Basically if you are admitting for a symptom, the patient should be brought in as observation.  For the most part, if you have a diagnosis for the patient then  bring them in as a full admit.  Exceptions would be TIA, syncope, and cellulitis which can be observation status.  If you have a doubt, start as an observation. Social issues should be brought in as an observation.

When patients are brought in as an observation patient, theyhave more personal financial exposure than they would as a regular admission.  If the patient is expressing concerns about the financials of an OBS admission, consult the ED Care Manager to help with this discussion.

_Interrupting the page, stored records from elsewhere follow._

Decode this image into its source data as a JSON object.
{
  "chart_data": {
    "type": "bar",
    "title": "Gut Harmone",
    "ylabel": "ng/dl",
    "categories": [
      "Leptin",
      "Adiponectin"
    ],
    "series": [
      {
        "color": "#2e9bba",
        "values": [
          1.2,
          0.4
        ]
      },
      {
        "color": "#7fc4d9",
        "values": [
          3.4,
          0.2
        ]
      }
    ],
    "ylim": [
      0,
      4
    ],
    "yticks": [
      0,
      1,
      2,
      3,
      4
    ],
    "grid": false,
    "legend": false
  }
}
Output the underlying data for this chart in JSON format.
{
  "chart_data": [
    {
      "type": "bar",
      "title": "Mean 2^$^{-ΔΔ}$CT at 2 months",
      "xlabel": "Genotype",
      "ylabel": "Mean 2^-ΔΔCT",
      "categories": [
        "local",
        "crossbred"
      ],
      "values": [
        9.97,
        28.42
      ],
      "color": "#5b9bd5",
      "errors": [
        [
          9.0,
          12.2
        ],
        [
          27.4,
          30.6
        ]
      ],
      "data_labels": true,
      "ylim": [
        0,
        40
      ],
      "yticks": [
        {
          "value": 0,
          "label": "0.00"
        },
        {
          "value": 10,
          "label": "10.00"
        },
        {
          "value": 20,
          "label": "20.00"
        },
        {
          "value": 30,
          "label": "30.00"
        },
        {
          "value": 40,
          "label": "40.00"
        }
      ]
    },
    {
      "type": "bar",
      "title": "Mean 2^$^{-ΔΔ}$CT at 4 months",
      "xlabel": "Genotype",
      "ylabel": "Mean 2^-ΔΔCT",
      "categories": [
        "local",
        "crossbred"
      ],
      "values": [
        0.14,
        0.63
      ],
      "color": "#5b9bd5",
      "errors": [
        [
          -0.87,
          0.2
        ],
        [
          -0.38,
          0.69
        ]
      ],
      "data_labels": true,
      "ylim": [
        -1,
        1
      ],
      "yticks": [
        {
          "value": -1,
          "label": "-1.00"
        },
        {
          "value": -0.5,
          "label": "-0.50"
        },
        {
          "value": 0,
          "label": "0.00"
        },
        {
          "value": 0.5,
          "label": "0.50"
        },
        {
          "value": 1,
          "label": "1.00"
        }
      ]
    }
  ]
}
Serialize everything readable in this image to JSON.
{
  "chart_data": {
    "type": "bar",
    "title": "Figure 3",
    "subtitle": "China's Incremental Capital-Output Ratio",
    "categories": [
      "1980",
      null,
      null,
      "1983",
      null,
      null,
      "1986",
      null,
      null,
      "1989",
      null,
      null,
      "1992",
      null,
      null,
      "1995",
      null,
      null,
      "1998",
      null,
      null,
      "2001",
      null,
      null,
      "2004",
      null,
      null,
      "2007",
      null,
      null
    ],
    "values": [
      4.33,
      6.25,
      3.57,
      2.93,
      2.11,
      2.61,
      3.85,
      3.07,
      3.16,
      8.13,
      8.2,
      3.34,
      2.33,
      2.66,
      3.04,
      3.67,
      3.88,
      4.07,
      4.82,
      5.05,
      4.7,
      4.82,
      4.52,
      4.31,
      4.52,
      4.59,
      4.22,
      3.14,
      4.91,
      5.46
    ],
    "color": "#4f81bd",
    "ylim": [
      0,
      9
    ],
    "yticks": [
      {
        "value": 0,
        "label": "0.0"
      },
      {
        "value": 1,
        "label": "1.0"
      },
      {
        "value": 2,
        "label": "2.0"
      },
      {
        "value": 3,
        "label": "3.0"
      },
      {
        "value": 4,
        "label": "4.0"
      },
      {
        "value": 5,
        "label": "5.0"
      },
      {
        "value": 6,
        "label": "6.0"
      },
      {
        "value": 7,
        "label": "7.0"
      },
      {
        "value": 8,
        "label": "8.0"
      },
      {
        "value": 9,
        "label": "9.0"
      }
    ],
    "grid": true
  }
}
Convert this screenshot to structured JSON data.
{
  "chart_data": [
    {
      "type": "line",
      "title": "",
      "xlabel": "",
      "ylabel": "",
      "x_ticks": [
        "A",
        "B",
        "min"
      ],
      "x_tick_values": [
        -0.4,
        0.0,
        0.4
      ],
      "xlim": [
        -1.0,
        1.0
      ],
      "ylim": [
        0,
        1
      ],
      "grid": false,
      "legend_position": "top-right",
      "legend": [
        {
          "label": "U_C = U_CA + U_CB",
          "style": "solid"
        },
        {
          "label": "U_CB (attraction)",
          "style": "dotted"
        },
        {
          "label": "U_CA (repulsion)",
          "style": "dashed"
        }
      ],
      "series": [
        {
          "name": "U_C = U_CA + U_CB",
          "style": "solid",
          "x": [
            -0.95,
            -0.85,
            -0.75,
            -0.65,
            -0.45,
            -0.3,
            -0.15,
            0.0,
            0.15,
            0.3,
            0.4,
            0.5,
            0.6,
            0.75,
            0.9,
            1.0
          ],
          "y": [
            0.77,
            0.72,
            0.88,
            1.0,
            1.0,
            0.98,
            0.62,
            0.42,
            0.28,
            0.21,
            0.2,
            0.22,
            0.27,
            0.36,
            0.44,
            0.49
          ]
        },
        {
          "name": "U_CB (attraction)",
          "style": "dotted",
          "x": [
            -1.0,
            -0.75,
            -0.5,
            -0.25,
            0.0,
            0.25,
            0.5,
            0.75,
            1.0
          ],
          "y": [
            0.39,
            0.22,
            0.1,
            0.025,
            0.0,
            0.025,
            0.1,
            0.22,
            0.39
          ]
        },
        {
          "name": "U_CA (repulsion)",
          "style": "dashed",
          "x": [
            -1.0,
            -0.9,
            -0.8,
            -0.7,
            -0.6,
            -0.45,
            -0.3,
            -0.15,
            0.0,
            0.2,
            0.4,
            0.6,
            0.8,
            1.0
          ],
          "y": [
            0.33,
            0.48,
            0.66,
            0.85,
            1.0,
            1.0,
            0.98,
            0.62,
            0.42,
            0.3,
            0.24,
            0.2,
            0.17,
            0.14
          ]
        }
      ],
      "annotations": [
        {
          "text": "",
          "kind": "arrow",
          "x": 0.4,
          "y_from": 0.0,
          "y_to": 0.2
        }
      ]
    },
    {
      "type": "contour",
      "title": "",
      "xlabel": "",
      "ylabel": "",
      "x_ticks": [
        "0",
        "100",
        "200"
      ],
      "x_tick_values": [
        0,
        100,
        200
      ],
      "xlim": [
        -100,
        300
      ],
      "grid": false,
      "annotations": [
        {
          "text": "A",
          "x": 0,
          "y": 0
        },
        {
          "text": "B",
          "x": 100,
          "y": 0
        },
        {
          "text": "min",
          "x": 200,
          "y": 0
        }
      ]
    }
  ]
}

If you have to change the admit or observation order, cancel and reorder the bed request. This action will re-generate a new level of care order.

If the patient will be staying for 2 midnights that is a patient who should be a full admit.

Don’t use the word “observation” as a verb.  Use “monitor” or “watch” instead.   For example don’t write “we will observe the patient in the ICU”.  Instead write, “we will monitor in the ICU”  Using the word “observation” as a verb in your note causes confusion for reviewers regarding whether the patient is admitted or Observation status.